A narrow-azimuth towed-streamer (NATS) seismic survey was shot in 2004 and the XWITM proof-of-concept subset consists of 9 sail lines taken from the core area of the field. The velocity cube with dimensions 26km (IL direction) by 2.8km (XL direction) by 4km (depth) contains the main updip wells Jansz-3 and Io-1.
The study input data consists of 5186 shots minimally processed beyond bandpass filtering and is utilised within the AWITM and FWI cost functions to iteratively optimise a velocity model to go from a smooth to a highly-resolved full-quantitative characterisation of the subsurface.
XWITM final velocity model
This is the final FWI after AWITM velocity model obtained from 36 passes through the shots at frequencies up to 22Hz. Velocity curves extracted from the model at the well locations highlight the significant change that occurs between start (dashed line) and final (continuous line) results.
The wells intersecting the displayed section are Jansz-3 (left) and Io-1 (right) with the logs given in this integrated field study AAPG paper. In the two wells, the depths of the Base Cretaceous Unconformity (BCU) regional marker are found at 2776 mTVDSS and 2811 mSS TVD and align with a high-velocity contrast at the corresponding locations in the XWITM result. The paper states that the BCU corresponds to a cemented package explaining the velocity kick. Impedance logs published in this IPTC paper also confirm the presence of the hard interface at these depths.
Directly underlying the high-velocity BCU, our inversion detects a thin low-velocity layer which begins to delineate the high-porosity interval of the field. By moving to a finer model grid and predicting data to greater frequencies, the target sandstone interval which has emerged into the model can continue to further resolve and intensify.
Model validation: PSDM before and after XWITM
Near-offset pre-stack depth-migrated stacks are generated to QC the velocity update. The starting model stack has a clear pull-up at the Cretaceous wedge due to the missing velocity heterogeneity in the overburden section of this model.
The XWITM velocity update results in a downward shift of 120m and 135m at the wells (blue to green dashed line) and the continuous negative amplitude event tracked across the section lands immediately below the BCU markers, in close proximity to top porosity in the two wells.

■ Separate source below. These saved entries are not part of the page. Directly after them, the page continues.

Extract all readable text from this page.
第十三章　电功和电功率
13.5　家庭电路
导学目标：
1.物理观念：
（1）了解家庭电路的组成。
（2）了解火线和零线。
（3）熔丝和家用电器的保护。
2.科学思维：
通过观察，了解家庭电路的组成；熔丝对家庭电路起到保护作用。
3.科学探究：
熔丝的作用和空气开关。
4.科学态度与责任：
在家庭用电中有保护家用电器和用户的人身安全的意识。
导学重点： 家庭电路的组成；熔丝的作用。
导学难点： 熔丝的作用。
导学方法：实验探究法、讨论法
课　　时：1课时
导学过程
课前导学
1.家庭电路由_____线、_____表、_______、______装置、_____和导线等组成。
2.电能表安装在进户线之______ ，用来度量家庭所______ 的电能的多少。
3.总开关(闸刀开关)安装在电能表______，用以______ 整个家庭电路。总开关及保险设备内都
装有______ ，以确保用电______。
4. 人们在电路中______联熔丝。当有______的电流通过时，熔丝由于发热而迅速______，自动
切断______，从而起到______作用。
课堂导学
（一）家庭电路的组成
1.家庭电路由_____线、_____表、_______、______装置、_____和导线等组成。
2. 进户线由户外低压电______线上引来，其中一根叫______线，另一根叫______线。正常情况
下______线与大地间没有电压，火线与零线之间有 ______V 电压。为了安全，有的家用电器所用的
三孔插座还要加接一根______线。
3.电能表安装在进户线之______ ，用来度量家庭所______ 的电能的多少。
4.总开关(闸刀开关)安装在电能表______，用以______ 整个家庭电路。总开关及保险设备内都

3D narrow-azimuth streamer survey
The survey is a narrow-azimuth marine streamer acquisition with 8 receiver cables of length 5.5 km. With the limited offsets, the XWITM updates need to penetrate below the reach of the diving waves for broadband velocity recovery at the economic target.
The raw shot gathers that are input into the process have all free-surface effects retained. No pre-processing is applied to the traces beyond bandpass filtering for progressively widening the frequency range through blocks of iterations.
Model validation: predicted and observed data alignment
The panels show predicted data on the left and the corresponding observed data being matched on the right for a randomly selected shot gather. The data is inverted at widening bandwidths with both diving wave and pre-critical reflection energy converging through cost function reduction.
XWITM model evolution
The successful XWITM model evolution employs the AWITM objective function for the long to intermediate length scale updates before switching to the FWI objective function for final refinements to the detail.
FWI alone applied from the same starting model and same lowest frequency range leads to waveform inversion misconvergence (bottom right panel).